The dragon crouched.

Muscles bunched under Raizen's legs.

Then it jumped.

Takeoff hit like a punch.

They shot sideways off the platform, wings smashing downward in a heavy, powerful beat. Raizen's stomach lurched as the cave fell away behind them.

The waterfall rushed up.

He had a split second to squeeze his eyes shut.

Cold slammed into him. Water hammered his face, his hair, his clothes. It grabbed at them, tried to rip his hands away from Elin.

He held on tighter.

Then they were through, bursting out into open, cloudy sky.

The wind hit different now - not the heavy, tumbling rush of falling, but a tight, focused stream. The dragon's wings beat in a vicious rhythm, each stroke shoving them forward.

They were faster.

A lot faster.

The forest below blurred.

Earlier, he had been able to pick out details - leaves, cliffs, waterfalls. Now the world smudged into streaks of green, grey and light blue.

The air whirred in his ears.

Alan's voice cut through anyway.

"Elin!" he shouted from the claw. "You didn't say it would be this fast!"

"Didn't I? Whoops! My bad!" she called back.

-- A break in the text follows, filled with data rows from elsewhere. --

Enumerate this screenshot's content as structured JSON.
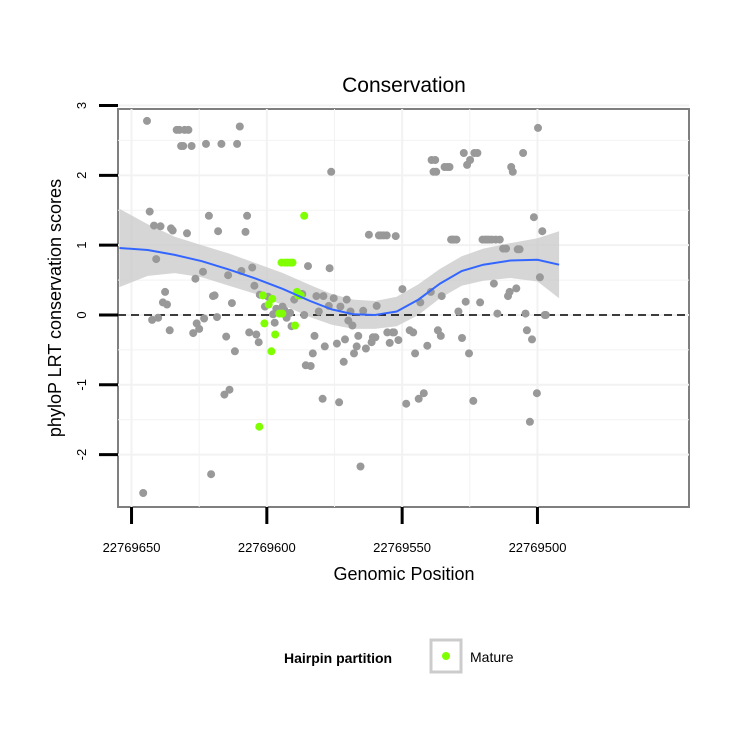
{
  "chart_data": {
    "type": "scatter",
    "title": "Conservation",
    "xlabel": "Genomic Position",
    "ylabel": "phyloP LRT conservation scores",
    "x_reversed": true,
    "xlim": [
      22769655,
      22769444
    ],
    "ylim": [
      -2.75,
      2.95
    ],
    "x_ticks": [
      22769650,
      22769600,
      22769550,
      22769500
    ],
    "x_tick_labels": [
      "22769650",
      "22769600",
      "22769550",
      "22769500"
    ],
    "y_ticks": [
      3,
      2,
      1,
      0,
      -1,
      -2
    ],
    "y_tick_labels": [
      "3",
      "2",
      "1",
      "0",
      "-1",
      "-2"
    ],
    "grid": true,
    "reference_line": {
      "y": 0,
      "style": "dashed",
      "color": "#000000"
    },
    "legend": {
      "title": "Hairpin partition",
      "position": "bottom",
      "entries": [
        {
          "label": "Mature",
          "color": "#7FFF00"
        }
      ]
    },
    "colors": {
      "points": "#999999",
      "mature": "#7FFF00",
      "smooth": "#3366FF",
      "ribbon": "#c8c8c8",
      "panel_border": "#7f7f7f",
      "grid": "#f2f2f2"
    },
    "series": [
      {
        "name": "",
        "color": "#999999",
        "points": [
          [
            22769645.7,
            -2.55
          ],
          [
            22769644.3,
            2.78
          ],
          [
            22769643.3,
            1.48
          ],
          [
            22769642.4,
            -0.07
          ],
          [
            22769641.7,
            1.28
          ],
          [
            22769640.9,
            0.8
          ],
          [
            22769640.2,
            -0.04
          ],
          [
            22769639.3,
            1.27
          ],
          [
            22769638.4,
            0.18
          ],
          [
            22769637.6,
            0.33
          ],
          [
            22769636.9,
            0.15
          ],
          [
            22769635.9,
            -0.22
          ],
          [
            22769635.4,
            1.24
          ],
          [
            22769634.8,
            1.21
          ],
          [
            22769633.3,
            2.65
          ],
          [
            22769632.3,
            2.65
          ],
          [
            22769631.7,
            2.42
          ],
          [
            22769630.9,
            2.42
          ],
          [
            22769630.4,
            2.65
          ],
          [
            22769629.5,
            1.17
          ],
          [
            22769629.0,
            2.65
          ],
          [
            22769627.8,
            2.42
          ],
          [
            22769627.2,
            -0.26
          ],
          [
            22769626.4,
            0.52
          ],
          [
            22769625.9,
            -0.12
          ],
          [
            22769625.0,
            -0.2
          ],
          [
            22769623.6,
            0.62
          ],
          [
            22769623.2,
            -0.05
          ],
          [
            22769622.5,
            2.45
          ],
          [
            22769621.4,
            1.42
          ],
          [
            22769620.6,
            -2.28
          ],
          [
            22769619.9,
            0.27
          ],
          [
            22769619.3,
            0.28
          ],
          [
            22769618.4,
            -0.03
          ],
          [
            22769618.0,
            1.2
          ],
          [
            22769616.8,
            2.45
          ],
          [
            22769615.7,
            -1.14
          ],
          [
            22769615.0,
            -0.31
          ],
          [
            22769614.3,
            0.57
          ],
          [
            22769613.8,
            -1.07
          ],
          [
            22769612.9,
            0.17
          ],
          [
            22769611.8,
            -0.52
          ],
          [
            22769611.0,
            2.45
          ],
          [
            22769610.0,
            2.7
          ],
          [
            22769609.4,
            0.63
          ],
          [
            22769607.9,
            1.19
          ],
          [
            22769607.3,
            1.42
          ],
          [
            22769606.5,
            -0.25
          ],
          [
            22769605.4,
            0.68
          ],
          [
            22769604.6,
            0.42
          ],
          [
            22769603.9,
            -0.28
          ],
          [
            22769603.0,
            -0.39
          ],
          [
            22769602.6,
            0.29
          ],
          [
            22769600.7,
            0.12
          ],
          [
            22769599.5,
            0.26
          ],
          [
            22769597.7,
            0.01
          ],
          [
            22769597.1,
            -0.11
          ],
          [
            22769596.5,
            0.09
          ],
          [
            22769594.2,
            0.12
          ],
          [
            22769593.5,
            0.07
          ],
          [
            22769592.7,
            -0.04
          ],
          [
            22769591.4,
            0.03
          ],
          [
            22769590.9,
            -0.16
          ],
          [
            22769589.9,
            0.22
          ],
          [
            22769586.9,
            0.3
          ],
          [
            22769586.2,
            0.0
          ],
          [
            22769585.6,
            -0.72
          ],
          [
            22769584.8,
            0.7
          ],
          [
            22769583.8,
            -0.73
          ],
          [
            22769583.0,
            -0.55
          ],
          [
            22769582.4,
            -0.3
          ],
          [
            22769581.7,
            0.27
          ],
          [
            22769580.8,
            0.05
          ],
          [
            22769579.4,
            -1.2
          ],
          [
            22769579.1,
            0.27
          ],
          [
            22769578.6,
            -0.45
          ],
          [
            22769577.1,
            0.13
          ],
          [
            22769576.8,
            0.67
          ],
          [
            22769576.2,
            2.05
          ],
          [
            22769575.3,
            0.24
          ],
          [
            22769574.1,
            -0.41
          ],
          [
            22769573.3,
            -1.25
          ],
          [
            22769572.8,
            0.12
          ],
          [
            22769571.6,
            -0.67
          ],
          [
            22769571.1,
            -0.35
          ],
          [
            22769570.5,
            0.22
          ],
          [
            22769569.9,
            -0.08
          ],
          [
            22769569.1,
            0.05
          ],
          [
            22769568.4,
            -0.15
          ],
          [
            22769567.8,
            -0.55
          ],
          [
            22769566.8,
            -0.45
          ],
          [
            22769566.2,
            -0.3
          ],
          [
            22769565.4,
            -2.17
          ],
          [
            22769564.4,
            0.06
          ],
          [
            22769563.4,
            -0.48
          ],
          [
            22769562.3,
            1.15
          ],
          [
            22769561.3,
            -0.39
          ],
          [
            22769560.8,
            -0.32
          ],
          [
            22769559.9,
            -0.32
          ],
          [
            22769559.4,
            0.13
          ],
          [
            22769558.6,
            1.14
          ],
          [
            22769557.8,
            1.14
          ],
          [
            22769556.8,
            1.14
          ],
          [
            22769555.7,
            1.14
          ],
          [
            22769555.5,
            -0.25
          ],
          [
            22769554.6,
            -0.4
          ],
          [
            22769553.5,
            -0.25
          ],
          [
            22769553.0,
            -0.25
          ],
          [
            22769552.4,
            1.13
          ],
          [
            22769551.4,
            -0.36
          ],
          [
            22769549.9,
            0.37
          ],
          [
            22769548.5,
            -1.27
          ],
          [
            22769547.2,
            -0.22
          ],
          [
            22769545.9,
            -0.25
          ],
          [
            22769545.2,
            -0.55
          ],
          [
            22769543.9,
            -1.2
          ],
          [
            22769543.3,
            0.18
          ],
          [
            22769542.0,
            -1.12
          ],
          [
            22769540.7,
            -0.44
          ],
          [
            22769539.4,
            0.33
          ],
          [
            22769539.1,
            2.22
          ],
          [
            22769538.4,
            2.05
          ],
          [
            22769537.8,
            2.22
          ],
          [
            22769537.4,
            2.05
          ],
          [
            22769536.8,
            -0.22
          ],
          [
            22769535.7,
            -0.3
          ],
          [
            22769535.4,
            0.27
          ],
          [
            22769534.3,
            2.12
          ],
          [
            22769533.3,
            2.12
          ],
          [
            22769532.5,
            2.12
          ],
          [
            22769531.9,
            1.08
          ],
          [
            22769531.4,
            1.08
          ],
          [
            22769530.8,
            1.08
          ],
          [
            22769529.9,
            1.08
          ],
          [
            22769529.2,
            0.05
          ],
          [
            22769527.9,
            -0.33
          ],
          [
            22769527.2,
            2.32
          ],
          [
            22769526.5,
            0.19
          ],
          [
            22769526.0,
            2.15
          ],
          [
            22769525.3,
            -0.55
          ],
          [
            22769524.9,
            2.22
          ],
          [
            22769523.7,
            -1.23
          ],
          [
            22769523.3,
            2.32
          ],
          [
            22769522.2,
            2.32
          ],
          [
            22769521.2,
            0.18
          ],
          [
            22769520.3,
            1.08
          ],
          [
            22769519.3,
            1.08
          ],
          [
            22769518.6,
            1.08
          ],
          [
            22769517.8,
            1.08
          ],
          [
            22769516.8,
            1.08
          ],
          [
            22769516.1,
            0.45
          ],
          [
            22769515.4,
            1.08
          ],
          [
            22769514.8,
            0.02
          ],
          [
            22769513.9,
            1.08
          ],
          [
            22769512.7,
            0.95
          ],
          [
            22769511.6,
            0.95
          ],
          [
            22769510.9,
            0.27
          ],
          [
            22769510.3,
            0.33
          ],
          [
            22769509.7,
            2.12
          ],
          [
            22769509.1,
            2.05
          ],
          [
            22769507.8,
            0.38
          ],
          [
            22769507.3,
            0.94
          ],
          [
            22769506.6,
            0.94
          ],
          [
            22769505.3,
            2.32
          ],
          [
            22769504.4,
            0.02
          ],
          [
            22769503.9,
            -0.22
          ],
          [
            22769502.8,
            -1.53
          ],
          [
            22769502.0,
            -0.35
          ],
          [
            22769501.3,
            1.4
          ],
          [
            22769500.2,
            -1.12
          ],
          [
            22769499.8,
            2.68
          ],
          [
            22769499.1,
            0.54
          ],
          [
            22769498.2,
            1.2
          ],
          [
            22769497.3,
            0.0
          ],
          [
            22769496.9,
            0.0
          ]
        ]
      },
      {
        "name": "Mature",
        "color": "#7FFF00",
        "points": [
          [
            22769601.5,
            0.28
          ],
          [
            22769600.9,
            -0.12
          ],
          [
            22769599.3,
            0.15
          ],
          [
            22769598.3,
            -0.52
          ],
          [
            22769598.0,
            0.23
          ],
          [
            22769596.9,
            -0.28
          ],
          [
            22769595.4,
            0.02
          ],
          [
            22769594.6,
            0.75
          ],
          [
            22769594.3,
            0.02
          ],
          [
            22769593.3,
            0.75
          ],
          [
            22769592.4,
            0.75
          ],
          [
            22769591.4,
            0.75
          ],
          [
            22769590.5,
            0.75
          ],
          [
            22769589.6,
            -0.15
          ],
          [
            22769588.9,
            0.33
          ],
          [
            22769588.4,
            0.28
          ],
          [
            22769587.5,
            0.28
          ],
          [
            22769586.2,
            1.42
          ],
          [
            22769602.8,
            -1.6
          ]
        ]
      }
    ],
    "smooth": {
      "x": [
        22769654.5,
        22769644,
        22769634,
        22769624,
        22769614,
        22769604,
        22769594,
        22769584,
        22769576,
        22769568,
        22769560,
        22769552,
        22769544,
        22769536,
        22769528,
        22769520,
        22769510,
        22769500,
        22769492
      ],
      "y": [
        0.96,
        0.93,
        0.86,
        0.77,
        0.65,
        0.52,
        0.37,
        0.2,
        0.08,
        0.01,
        0.0,
        0.05,
        0.22,
        0.45,
        0.63,
        0.72,
        0.78,
        0.79,
        0.72
      ],
      "ci_upper": [
        1.52,
        1.3,
        1.12,
        1.0,
        0.88,
        0.74,
        0.6,
        0.43,
        0.3,
        0.22,
        0.2,
        0.26,
        0.44,
        0.66,
        0.84,
        0.95,
        1.03,
        1.1,
        1.2
      ],
      "ci_lower": [
        0.4,
        0.56,
        0.6,
        0.54,
        0.42,
        0.3,
        0.14,
        -0.03,
        -0.14,
        -0.2,
        -0.2,
        -0.16,
        0.0,
        0.24,
        0.42,
        0.49,
        0.53,
        0.48,
        0.24
      ]
    }
  }
}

"If I die on the way there, the Ruler will be very disappointed!"

"Then hold on tight!"

Raizen almost laughed. The sound caught in his throat and turned into something tighter.

He pressed closer to her back, trying to match her center of gravity as the dragon kept flying. With every shift of its wings, the pressure changed. His whole body wanted to slide, to fall, to be left behind.

Elin moved with the motion.

She wasn't stiff.

She flowed with it, leaning into turns, guiding the dragon with small touches and subtle shifts.

They sliced through a bank of mist.

Droplets exploded against his skin and then were gone.

The rainforest fell away beneath them.

The ground started to rise.

Not in height - in structure. The massive trunks that held Ukai's platforms came into view first, dark pillars reaching up out of the sea of green.

Then the shapes of bridges.

Rings.

Lights.

Ukai.

From a distance, it still looked like a crown of wood and lanterns, wrapped around a colossal trunk. Platforms spiraled. Ropes and vines crisscrossed. The city had always seemed almost... gentle to him before. Wild and alive.

Now something else wrapped it.

Cloud.

Dark.

A ring of black sat over the whole city.

Not storm black. Not the chaotic churn of thunderheads. This was a thick band of cloud that hugged the upper canopy, smothering the lantern glow.

It didn't move.

It just... Sat there.

The closer they flew, the more wrong it felt.

Raizen could see lighter sky beyond it, bright grey clouds still untouched. And then this band of darkness around Ukai alone, like someone wanted to darken the city.

The dragon slowed as they approached.

Its wings shifted into a broader, more cautious beat.

Elin's shoulders tensed under his hands.

"That wasn't there when we left" Raizen said quietly.

"No" she agreed.

Alan twisted as much as the claw allowed, craning his neck to look.

His face went pale.

Raizen watched the dark smoky cloud creep along the edges of the platforms, swallowing little points of lantern light.

The dragon circled once, staying just outside the cloud ring.

Ukai loomed ahead of them, wrapped in a band of unnatural dark.

Elin stared at it.

"Well" she said softly.

"Looks like someone prepared to tell us welcome."